Chromatin (DNA, sugars and proteins combined) is traditionally viewed as a nuclear entity that regulates gene expression and gene silencing. However, authors have recently discovered the presence of cytoplasmic chromatin fragments that pinch off from intact nuclei of primary cells during senescence. The functional significance of chromatin in the cytoplasm has been unclear. Authors [see attached] show that cytoplasmic chromatin activates the innate-immunity cytosolic DNA-sensing cGAS–STING (“cyclic GMP–AMP synthase-linked-to-stimulator-of-interferon genes”) pathway –– leading both to short-term inflammation –– to restrain activated oncogenes and to chronic inflammation that is associated with tissue destruction and cancer.

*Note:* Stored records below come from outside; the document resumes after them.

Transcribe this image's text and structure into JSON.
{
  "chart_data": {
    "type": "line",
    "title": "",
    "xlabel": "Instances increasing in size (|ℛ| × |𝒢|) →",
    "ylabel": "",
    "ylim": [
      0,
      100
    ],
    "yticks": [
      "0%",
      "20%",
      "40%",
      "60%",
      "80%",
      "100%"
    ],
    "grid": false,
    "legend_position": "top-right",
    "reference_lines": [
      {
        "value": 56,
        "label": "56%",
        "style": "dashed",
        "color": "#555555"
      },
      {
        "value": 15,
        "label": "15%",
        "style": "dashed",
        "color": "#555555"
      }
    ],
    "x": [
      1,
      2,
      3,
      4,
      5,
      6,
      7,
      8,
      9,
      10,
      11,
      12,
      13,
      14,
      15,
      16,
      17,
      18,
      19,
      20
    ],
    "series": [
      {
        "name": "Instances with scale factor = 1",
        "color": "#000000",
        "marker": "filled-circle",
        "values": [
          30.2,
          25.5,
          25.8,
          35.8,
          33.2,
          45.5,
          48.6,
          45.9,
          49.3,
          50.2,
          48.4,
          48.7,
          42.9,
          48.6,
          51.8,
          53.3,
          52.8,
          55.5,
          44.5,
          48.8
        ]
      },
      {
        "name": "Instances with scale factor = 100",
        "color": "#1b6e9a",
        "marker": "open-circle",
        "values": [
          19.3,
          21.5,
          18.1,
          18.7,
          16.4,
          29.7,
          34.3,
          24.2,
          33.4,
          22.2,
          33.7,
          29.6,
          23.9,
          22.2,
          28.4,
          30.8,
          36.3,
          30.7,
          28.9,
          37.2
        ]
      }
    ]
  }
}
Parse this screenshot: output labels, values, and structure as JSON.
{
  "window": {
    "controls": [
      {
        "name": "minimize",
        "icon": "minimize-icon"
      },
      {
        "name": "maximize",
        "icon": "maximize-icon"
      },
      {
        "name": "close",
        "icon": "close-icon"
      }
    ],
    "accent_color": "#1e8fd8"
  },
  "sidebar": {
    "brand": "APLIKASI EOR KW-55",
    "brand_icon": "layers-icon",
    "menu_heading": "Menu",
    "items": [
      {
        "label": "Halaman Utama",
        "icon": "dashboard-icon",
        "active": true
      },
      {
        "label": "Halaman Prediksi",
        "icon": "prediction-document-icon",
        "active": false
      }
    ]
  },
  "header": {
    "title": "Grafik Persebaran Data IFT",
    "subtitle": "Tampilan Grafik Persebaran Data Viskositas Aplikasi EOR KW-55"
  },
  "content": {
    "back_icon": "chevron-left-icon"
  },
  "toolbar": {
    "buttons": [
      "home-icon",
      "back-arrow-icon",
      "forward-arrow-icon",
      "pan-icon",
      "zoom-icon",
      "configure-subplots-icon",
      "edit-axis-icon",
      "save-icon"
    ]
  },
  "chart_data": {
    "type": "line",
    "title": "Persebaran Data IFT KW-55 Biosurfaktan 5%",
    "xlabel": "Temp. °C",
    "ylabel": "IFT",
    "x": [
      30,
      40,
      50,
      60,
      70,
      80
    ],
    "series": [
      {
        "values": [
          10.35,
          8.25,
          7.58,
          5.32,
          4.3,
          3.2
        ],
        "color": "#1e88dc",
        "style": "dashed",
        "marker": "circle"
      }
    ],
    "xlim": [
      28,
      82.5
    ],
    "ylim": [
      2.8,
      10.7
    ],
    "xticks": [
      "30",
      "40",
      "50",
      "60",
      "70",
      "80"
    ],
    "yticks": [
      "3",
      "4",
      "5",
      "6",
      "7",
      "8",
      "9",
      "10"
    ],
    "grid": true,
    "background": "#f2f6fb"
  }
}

The cytoplasmic chromatin–cGAS–STING pathway promotes the SASP in primary human cells and in mice. Mice deficient in STING show impaired immuno-surveillance of the tumor-promoting RAS gene and decreased tissue inflammation following ionizing radiation. Furthermore, this pathway is activated in cancer cells, and correlates with pro-inflammatory gene expression in human cancers. Overall, these exciting data indicate that genomic DNA serves as a reservoir to initiate a pro-inflammatory pathway in cytoplasm during senescence and cancer. Targeting the cytoplasmic chromatin-mediated pathway may hold promise in treating inflammation-related disorders.